It is, as Bentley’s head of design Stefan Sielaff puts it, something of “a statement of intent”. Last winter, the luxury carmaker opened a £40 million (RM221 million), 7,200sqm building at its Crewe headquarters. Its name – 25 Pyms Lane – could hardly be more genteel. And yet it belies its function: inside some 1,300 engineers have created a centre dedicated to research and development, at a time when the company is also taking on record numbers of apprentices. A new design studio is also in the pipeline.
But Bentley isn’t alone. Jaguar is also in the process of opening a £100 million (RM553 million) R&D centre to develop technologies for electric cars and vehicle connectivity, among other things; McLaren has opened a £50 million (RM276.6 million) purpose-built facility at the University of Sheffield’s Advanced Manufacturing Research Centre, specialising in composites technology and the pioneering design of carbon fibre chassis for supercars to come. The first such chassis is expected to be delivered later this year.
The one thing that links all of these carmakers? They are all (foreign ownership issues aside) British marques. And they all reflect, argues Dan Perry-Williams, chief designer at McLaren, “a distinctive mix of style and technology. That’s something foreign owners have recognised – they haven’t just bought a brand, but a group of people and a particular culture.”
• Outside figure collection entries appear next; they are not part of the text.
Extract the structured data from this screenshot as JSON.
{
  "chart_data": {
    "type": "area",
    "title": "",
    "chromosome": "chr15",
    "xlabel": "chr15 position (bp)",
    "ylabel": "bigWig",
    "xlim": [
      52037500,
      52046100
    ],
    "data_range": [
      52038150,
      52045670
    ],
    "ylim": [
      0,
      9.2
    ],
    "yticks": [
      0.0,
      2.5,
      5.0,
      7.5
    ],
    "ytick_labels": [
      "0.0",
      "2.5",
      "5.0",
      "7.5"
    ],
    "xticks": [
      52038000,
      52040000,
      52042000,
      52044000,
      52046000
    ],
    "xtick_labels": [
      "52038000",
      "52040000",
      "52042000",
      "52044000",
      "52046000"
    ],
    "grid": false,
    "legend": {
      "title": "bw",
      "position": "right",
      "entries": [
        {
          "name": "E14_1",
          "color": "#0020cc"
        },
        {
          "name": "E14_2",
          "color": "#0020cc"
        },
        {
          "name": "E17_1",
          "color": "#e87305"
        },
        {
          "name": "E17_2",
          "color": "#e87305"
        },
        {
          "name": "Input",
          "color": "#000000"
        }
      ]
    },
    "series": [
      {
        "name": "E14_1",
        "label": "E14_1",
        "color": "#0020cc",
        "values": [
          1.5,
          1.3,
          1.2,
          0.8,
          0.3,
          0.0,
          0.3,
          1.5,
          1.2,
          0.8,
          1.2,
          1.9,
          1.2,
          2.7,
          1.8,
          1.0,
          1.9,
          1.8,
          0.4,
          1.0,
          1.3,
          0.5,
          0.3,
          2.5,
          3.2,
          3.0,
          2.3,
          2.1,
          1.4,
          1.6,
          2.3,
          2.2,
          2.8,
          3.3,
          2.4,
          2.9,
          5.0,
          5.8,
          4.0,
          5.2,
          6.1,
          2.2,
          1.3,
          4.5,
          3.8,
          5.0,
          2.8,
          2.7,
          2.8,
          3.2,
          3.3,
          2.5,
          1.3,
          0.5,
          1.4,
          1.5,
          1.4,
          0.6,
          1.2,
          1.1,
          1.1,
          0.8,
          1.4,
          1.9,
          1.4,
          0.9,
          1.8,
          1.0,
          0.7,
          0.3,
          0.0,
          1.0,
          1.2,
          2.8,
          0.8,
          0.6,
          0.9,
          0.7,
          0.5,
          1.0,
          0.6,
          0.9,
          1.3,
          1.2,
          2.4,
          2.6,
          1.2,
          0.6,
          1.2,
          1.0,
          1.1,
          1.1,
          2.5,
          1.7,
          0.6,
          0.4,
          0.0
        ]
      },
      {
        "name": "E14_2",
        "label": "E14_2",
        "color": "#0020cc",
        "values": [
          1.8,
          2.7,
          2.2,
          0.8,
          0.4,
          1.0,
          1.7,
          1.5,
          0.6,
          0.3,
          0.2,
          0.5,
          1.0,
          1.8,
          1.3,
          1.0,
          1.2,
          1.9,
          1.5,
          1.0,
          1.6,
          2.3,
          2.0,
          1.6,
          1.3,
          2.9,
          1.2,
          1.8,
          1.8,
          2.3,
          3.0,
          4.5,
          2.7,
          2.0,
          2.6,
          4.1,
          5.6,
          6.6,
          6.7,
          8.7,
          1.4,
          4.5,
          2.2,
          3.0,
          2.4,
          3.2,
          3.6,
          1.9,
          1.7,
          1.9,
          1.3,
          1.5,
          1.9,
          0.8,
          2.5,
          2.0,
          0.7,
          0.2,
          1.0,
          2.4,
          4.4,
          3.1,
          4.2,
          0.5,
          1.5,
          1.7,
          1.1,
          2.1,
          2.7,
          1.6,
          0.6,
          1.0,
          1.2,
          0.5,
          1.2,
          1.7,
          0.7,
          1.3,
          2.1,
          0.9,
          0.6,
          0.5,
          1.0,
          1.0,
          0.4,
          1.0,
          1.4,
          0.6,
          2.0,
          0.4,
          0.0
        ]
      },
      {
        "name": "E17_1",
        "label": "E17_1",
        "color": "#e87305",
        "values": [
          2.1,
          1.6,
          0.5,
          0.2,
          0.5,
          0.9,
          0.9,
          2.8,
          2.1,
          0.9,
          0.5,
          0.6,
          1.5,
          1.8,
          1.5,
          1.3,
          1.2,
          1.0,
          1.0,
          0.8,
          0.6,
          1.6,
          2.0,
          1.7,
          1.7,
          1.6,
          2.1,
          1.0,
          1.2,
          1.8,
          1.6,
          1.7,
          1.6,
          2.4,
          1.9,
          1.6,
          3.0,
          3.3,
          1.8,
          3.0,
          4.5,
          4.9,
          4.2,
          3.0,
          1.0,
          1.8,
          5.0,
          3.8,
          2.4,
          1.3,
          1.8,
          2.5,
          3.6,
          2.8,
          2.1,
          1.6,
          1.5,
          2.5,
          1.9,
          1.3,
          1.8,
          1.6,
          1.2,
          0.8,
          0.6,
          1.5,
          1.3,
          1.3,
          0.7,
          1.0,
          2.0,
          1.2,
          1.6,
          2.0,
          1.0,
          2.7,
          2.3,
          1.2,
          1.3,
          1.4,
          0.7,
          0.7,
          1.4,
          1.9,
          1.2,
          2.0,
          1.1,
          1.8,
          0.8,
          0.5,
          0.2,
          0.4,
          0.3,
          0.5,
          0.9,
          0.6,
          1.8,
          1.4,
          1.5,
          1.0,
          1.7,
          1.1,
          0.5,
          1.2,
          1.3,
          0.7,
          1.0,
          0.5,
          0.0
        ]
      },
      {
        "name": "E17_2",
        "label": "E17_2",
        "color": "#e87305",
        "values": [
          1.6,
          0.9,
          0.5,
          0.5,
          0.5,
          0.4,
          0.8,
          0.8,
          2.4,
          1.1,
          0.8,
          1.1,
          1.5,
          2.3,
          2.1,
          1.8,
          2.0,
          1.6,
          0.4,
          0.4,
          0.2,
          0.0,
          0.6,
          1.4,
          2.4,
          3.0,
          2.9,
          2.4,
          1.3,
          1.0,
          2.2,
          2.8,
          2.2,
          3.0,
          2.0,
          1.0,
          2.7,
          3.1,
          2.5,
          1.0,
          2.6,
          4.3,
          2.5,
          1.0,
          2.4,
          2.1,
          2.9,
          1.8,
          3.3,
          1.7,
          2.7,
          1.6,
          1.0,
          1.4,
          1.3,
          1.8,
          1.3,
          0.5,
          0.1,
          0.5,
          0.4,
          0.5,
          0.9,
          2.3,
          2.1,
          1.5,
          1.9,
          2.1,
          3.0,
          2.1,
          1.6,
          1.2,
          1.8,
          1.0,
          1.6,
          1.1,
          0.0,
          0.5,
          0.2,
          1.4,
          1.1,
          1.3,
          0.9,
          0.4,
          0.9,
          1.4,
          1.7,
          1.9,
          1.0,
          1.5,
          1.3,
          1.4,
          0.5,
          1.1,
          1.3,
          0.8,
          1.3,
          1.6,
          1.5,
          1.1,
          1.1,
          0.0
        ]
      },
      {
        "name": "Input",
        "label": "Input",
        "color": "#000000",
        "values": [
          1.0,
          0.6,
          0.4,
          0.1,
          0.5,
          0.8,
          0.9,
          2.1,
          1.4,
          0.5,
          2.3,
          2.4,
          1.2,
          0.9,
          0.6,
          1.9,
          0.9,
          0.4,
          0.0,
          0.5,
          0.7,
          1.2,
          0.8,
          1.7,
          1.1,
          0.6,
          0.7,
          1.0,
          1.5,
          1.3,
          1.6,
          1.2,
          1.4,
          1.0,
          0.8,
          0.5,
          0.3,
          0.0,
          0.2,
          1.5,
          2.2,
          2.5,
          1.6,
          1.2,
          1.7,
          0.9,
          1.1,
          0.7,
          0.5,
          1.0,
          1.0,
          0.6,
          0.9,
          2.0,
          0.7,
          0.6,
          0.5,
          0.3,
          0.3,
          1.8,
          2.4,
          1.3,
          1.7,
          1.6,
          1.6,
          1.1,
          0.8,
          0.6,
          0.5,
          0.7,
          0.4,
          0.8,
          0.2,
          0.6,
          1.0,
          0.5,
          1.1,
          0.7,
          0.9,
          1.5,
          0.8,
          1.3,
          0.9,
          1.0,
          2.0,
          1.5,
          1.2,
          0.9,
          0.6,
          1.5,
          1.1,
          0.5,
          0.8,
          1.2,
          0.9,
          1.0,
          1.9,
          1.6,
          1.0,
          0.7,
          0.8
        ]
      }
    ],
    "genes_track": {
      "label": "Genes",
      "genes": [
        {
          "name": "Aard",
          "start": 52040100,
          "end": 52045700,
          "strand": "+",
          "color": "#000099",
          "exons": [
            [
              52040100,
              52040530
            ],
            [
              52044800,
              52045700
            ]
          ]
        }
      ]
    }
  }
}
But Sielaff also sees Bentley’s example as indicative of a shift across the British car industry of late. Aston Martin, for example, is establishing a new factory in south Wales in order to develop its DBX SUV model.
Besides, with shifts in consumer expectations, looking forward may well prove wiser than looking back. Sielaff argues that heritage, while undoubtedly valuable, can also be a burden. “You can’t forget heritage, but in today’s global market you can’t be seen as old-fashioned either,” Sielaff says. “We have to think about younger customers, those who think they’re too young for the brand. We have to attract them and the best way to do that is with technology.”
Sielaff says that while he may have agreed with the idea that the Brits are the carmakers most revved up by innovation right now, “but after coming back from China (the Shanghai Auto Show), I’m not so sure anymore”.
He points to nations with relatively fledgling car manufacturing histories (China and India notably) with social pressure coming from pollution and urban congestion that are encouraging them to, as he puts it, “jump over the West’s 120 years of traditional combustion technology”. He adds, “British heritage carmakers can’t just sit around on their Chesterfield sofas.”